Les Diaouled ont soufflé 35 bougies à Spézet

Dimanche, la noria de musiciens invités par les Diables de la Montagne a fait danser plus d’un millier de fest-nozeurs jusqu’au bout de la nuit.


Dans la grande salle omnisports de Spézet, la fête bat déjà son plein depuis deux bonnes heures. Sur la scène, le guitariste des Bleizi Ruz tricote les accords serrés d’une gavotte des montagnes. « Pour tous les gens qui les ont connus il y a 10 ans, ça leur fait une émotion terrible de les entendre à nouveau », confie Jean-Lou, un des admirateurs de ces musiciens à la cinquantaine bien sonnée. « On enchaîne avec un an dro - hanter dro, avant que les vieux ne retournent à l’hospice », lance à ce sujet avec humour, Ben Creac’h, le bassiste des Loups Rouges, à la foule des quatre cents danseurs massés sur le bitume des sportifs.

Dehors, sous le soleil d’avril inondant la buvette, la jeune chanteuse bretonnante Gwennyn à le sourire. « Mon premier album a obtenu le Prix du meilleur disque produit en Bretagne », s’exclame-t-elle à l’avant veille d’une cérémonie de remise prévue dans la salle du Quartz, à Brest. Sous la tente des invités, Melaine Favennec évoque la saga des Diaouled ar Menez. « C’est 35 ans de public et d’ambiance de festoù-noz. Une véritable fratrie qui vit encore aujourd’hui », s’émerveille le violoniste aux cheveux blancs en saluant au passage « le déclic Alan Stivell ». « Sans lui, il n’y aurait pas eu les Diaouled. »

Imprécations chamaniques

Même émotion à rebours pour Jean-Charles, le guitariste des frères Guichen, à l’adresse des héros du jour. « Fred et moi, on a toujours connu les Diaouled.


À cet emplacement figure une photo des Diaouled ar Menez sur la scène.

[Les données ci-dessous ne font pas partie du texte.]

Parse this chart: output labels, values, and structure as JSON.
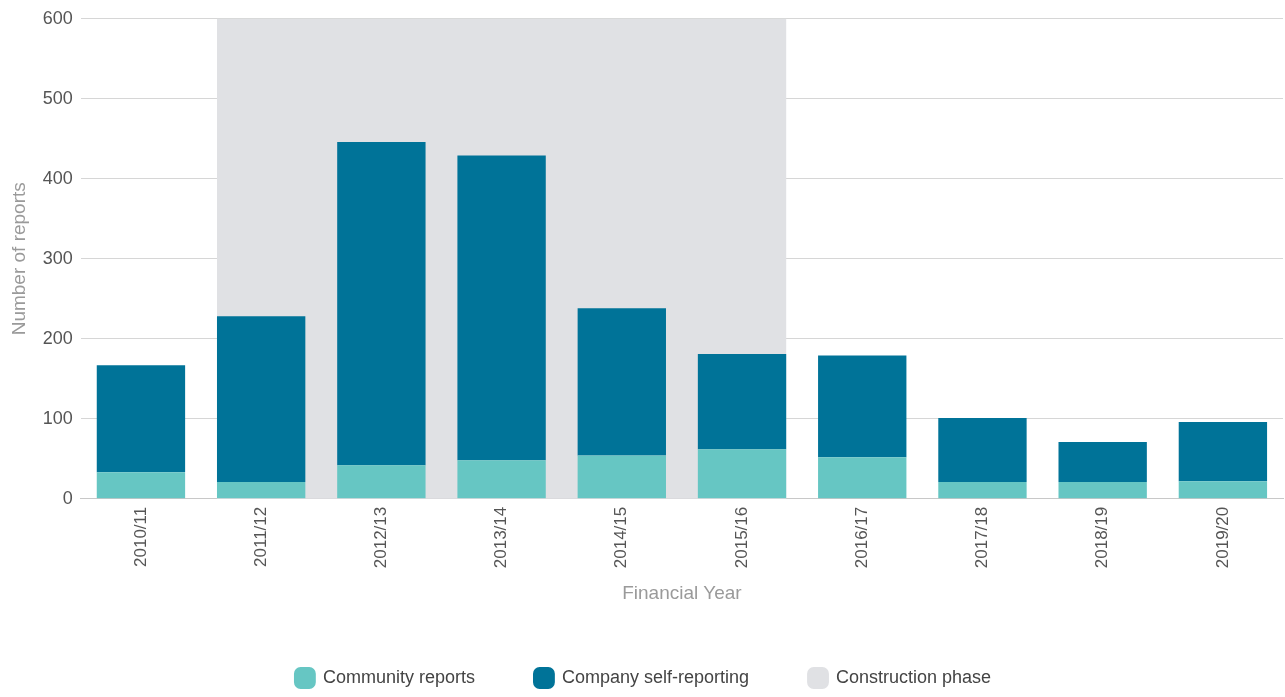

Dimanche, la fête des 35 ans des ar Menez a été l’occasion de retrouvailles musicales pour plusieurs générations de danseurs et de musiciens, venus aussi à Spézet pour célébrer la musique à danser bretonne.


C’est le premier groupe qu’on ait jamais écouté en 72. Ils sont toujours là, et c’est très bien. » Il est 22 h. Dans la salle surchauffée par le millier de fest-nozeurs, Pascal Lamour lance à son tour un refrain vannetais en forme d’imprécation chamanique. Le battement mécanique d’un plinn surgit comme un diable d’une boîte à rythme électronique. Léna, une danseuse venue du Pays bigouden, y perd un peu ses pas. « C’est innovant, mais ce n’est pas désagréable », concède-t-elle au sortir de la transe. C’est bientôt l’heure des 35 bougies. Un biniou kozh sonne le jour anniversaire. Sur la scène, les musiciens s’échangent leurs « Diables d’or » sous l’œil enamouré des spectateurs. La bombarde de Yann Goasdoué peut enfin lancer l’an dro mythique de 1972.


Il est minuit, et Melaine Favennec de saluer le public aux côtés d’un Jean-Yves Le Corre à l’accordéon chromatique lunetté de noir, et de l’indispensable basse frétillante d’un Tangi Le Doré. « Merci à vous tous pour cette soirée chaleureuse et conviviale », conclut-il avec émotion.

Jean-Pierre Bénard

Chronique du concert anniversaire des 35 ans des Diaouled ar Menez donné à Spézet (Finistère), le dimanche 29 avril 2007.


À cet emplacement figure une photo de Roland Conq à la guitare et Ronan Pinc au violon.

Les frères Morvan ont également apporté leur contribution au 35e anniversaire des Diaouled ar Menez, au son du kan-ha-diskan.